Sea ice microalgae attached to the underside of Arctic sea ice. /Courtesy of Korea Polar Research Institute (KOPRI)

The Korea Polar Research Institute (KOPRI) said on the 23rd that it announced research findings showing that the early collapse of Arctic sea ice due to climate change affects the biological pump. The findings were published in March in the international journal Limnology and Oceanography.

The biological pump refers to the process by which organic matter in the ocean sinks to the deep sea, sequestering carbon for long periods. Algae called "sea-ice microalgae," photosynthetic microalgae that mainly inhabit the interior and bottom of sea ice, drop into the ocean when the ice melts, become food for zooplankton, fish, and benthic organisms, and contribute to carbon sequestration via the biological pump. Sea-ice microalgae account for up to 60% of primary producers across the Arctic Ocean, making them substantial in scale.

KOPRI researchers analyzed long-term data collected over six years since 2017 in the East Siberian and Chukchi seas of the Arctic by the icebreaking research vessel Araon. Using a sediment trap attached to a Korea-designed ocean mooring system developed in-house, the team was able to observe the long-term sinking of sea-ice microalgae.

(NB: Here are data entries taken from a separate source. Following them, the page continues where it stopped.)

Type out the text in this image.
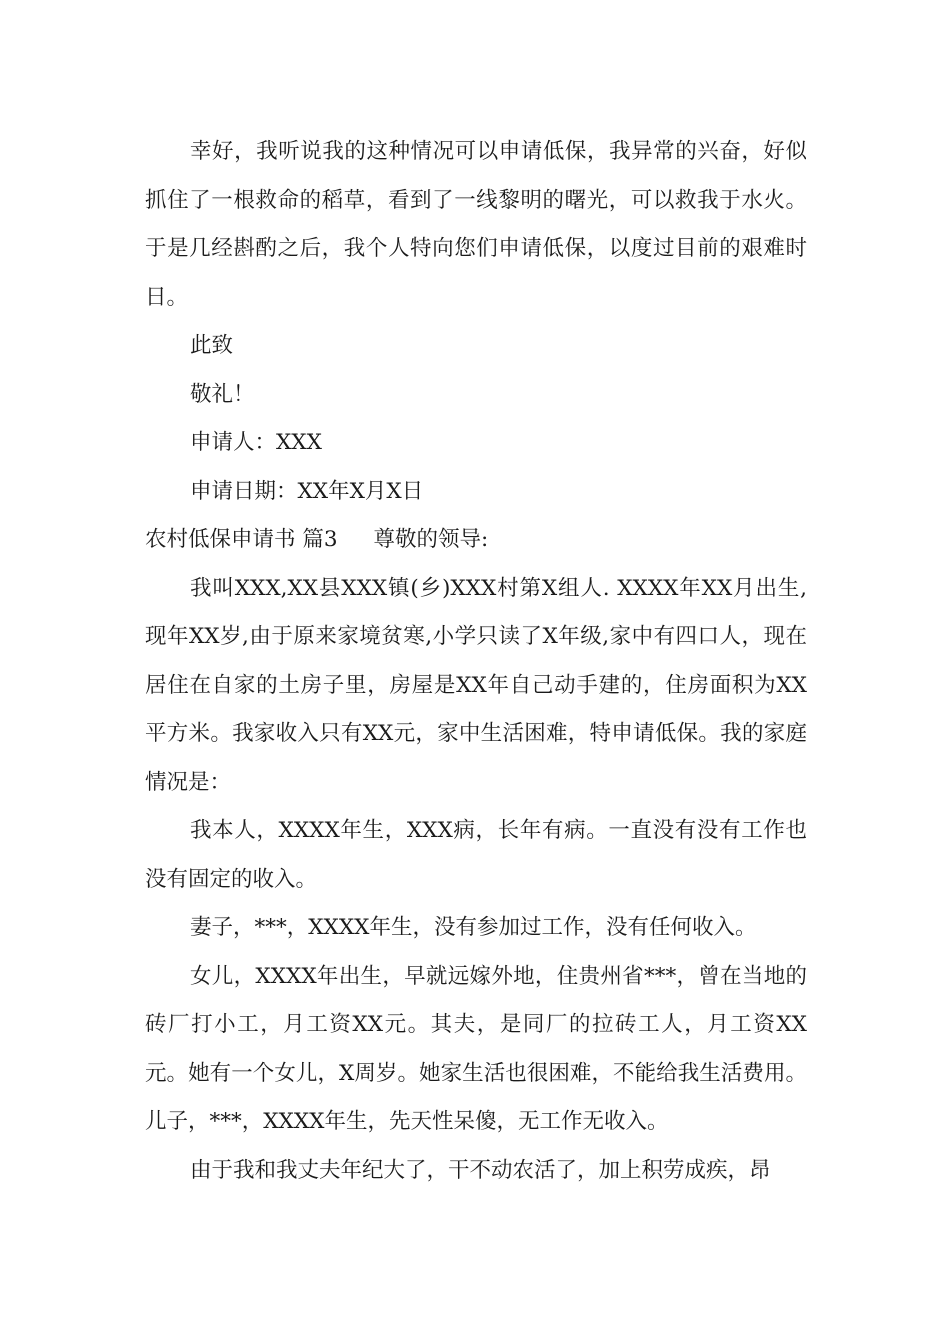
幸好，我听说我的这种情况可以申请低保，我异常的兴奋，好似抓住了一根救命的稻草，看到了一线黎明的曙光，可以救我于水火。于是几经斟酌之后，我个人特向您们申请低保，以度过目前的艰难时日。

此致

敬礼！

申请人：XXX

申请日期：XX年X月X日

农村低保申请书 篇3 尊敬的领导:

我叫XXX,XX县XXX镇(乡)XXX村第X组人. XXXX年XX月出生,现年XX岁,由于原来家境贫寒,小学只读了X年级,家中有四口人，现在居住在自家的土房子里，房屋是XX年自己动手建的，住房面积为XX平方米。我家收入只有XX元，家中生活困难，特申请低保。我的家庭情况是：

我本人，XXXX年生，XXX病，长年有病。一直没有没有工作也没有固定的收入。

妻子，***，XXXX年生，没有参加过工作，没有任何收入。

女儿，XXXX年出生，早就远嫁外地，住贵州省***，曾在当地的砖厂打小工，月工资XX元。其夫，是同厂的拉砖工人，月工资XX元。她有一个女儿，X周岁。她家生活也很困难，不能给我生活费用。 儿子，***，XXXX年生，先天性呆傻，无工作无收入。

由于我和我丈夫年纪大了，干不动农活了，加上积劳成疾，昂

According to the study, as climate change accelerates the collapse of Arctic sea ice, the timing of the sinking—when microalgae that had inhabited the ice detach and sink to the deep sea—has moved earlier, and shifts in the supply of nutrients that serve as the algae's food have altered both production and the persistence of sinking. When nutrients were sufficient, production and sinking continued for longer, but when they were scarce, the amount of sinking tended to decrease.

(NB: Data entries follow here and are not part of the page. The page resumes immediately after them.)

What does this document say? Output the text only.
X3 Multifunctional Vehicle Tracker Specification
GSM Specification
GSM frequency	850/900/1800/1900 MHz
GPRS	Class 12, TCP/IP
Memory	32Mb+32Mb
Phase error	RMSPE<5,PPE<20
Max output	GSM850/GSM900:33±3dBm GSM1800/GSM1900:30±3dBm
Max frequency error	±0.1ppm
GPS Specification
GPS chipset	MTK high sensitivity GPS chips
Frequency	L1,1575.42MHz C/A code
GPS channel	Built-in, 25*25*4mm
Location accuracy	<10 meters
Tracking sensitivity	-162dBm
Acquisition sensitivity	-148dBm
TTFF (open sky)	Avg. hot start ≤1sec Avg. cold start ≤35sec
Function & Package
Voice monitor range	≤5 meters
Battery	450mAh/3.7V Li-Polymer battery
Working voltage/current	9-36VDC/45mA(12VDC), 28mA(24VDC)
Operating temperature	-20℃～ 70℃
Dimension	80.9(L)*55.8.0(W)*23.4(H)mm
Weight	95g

Yang Eun-jin, principal researcher at the Ocean and Atmospheric Research Division, said, "The decline of Arctic Ocean sea ice due to climate change goes beyond the simple disappearance of ice and can trigger structural changes across the Arctic Ocean food web and carbon cycle," adding, "Changes in sinking amounts driven by early sinking from sea-ice collapse and reduced nutrient supply can ultimately decrease the amount of carbon sequestered in the deep sea, acting as a factor that accelerates global warming."

Shin Hyeong-cheol, president of the Korea Polar Research Institute (KOPRI), said, "The Arctic Ocean has recently drawn attention as a shipping route and a resource deposit, but it is also a key arena that determines the stability of the global climate. Long-term, precise observation of changes in the Arctic ecosystem will be the starting point for responding to climate change and protecting our future."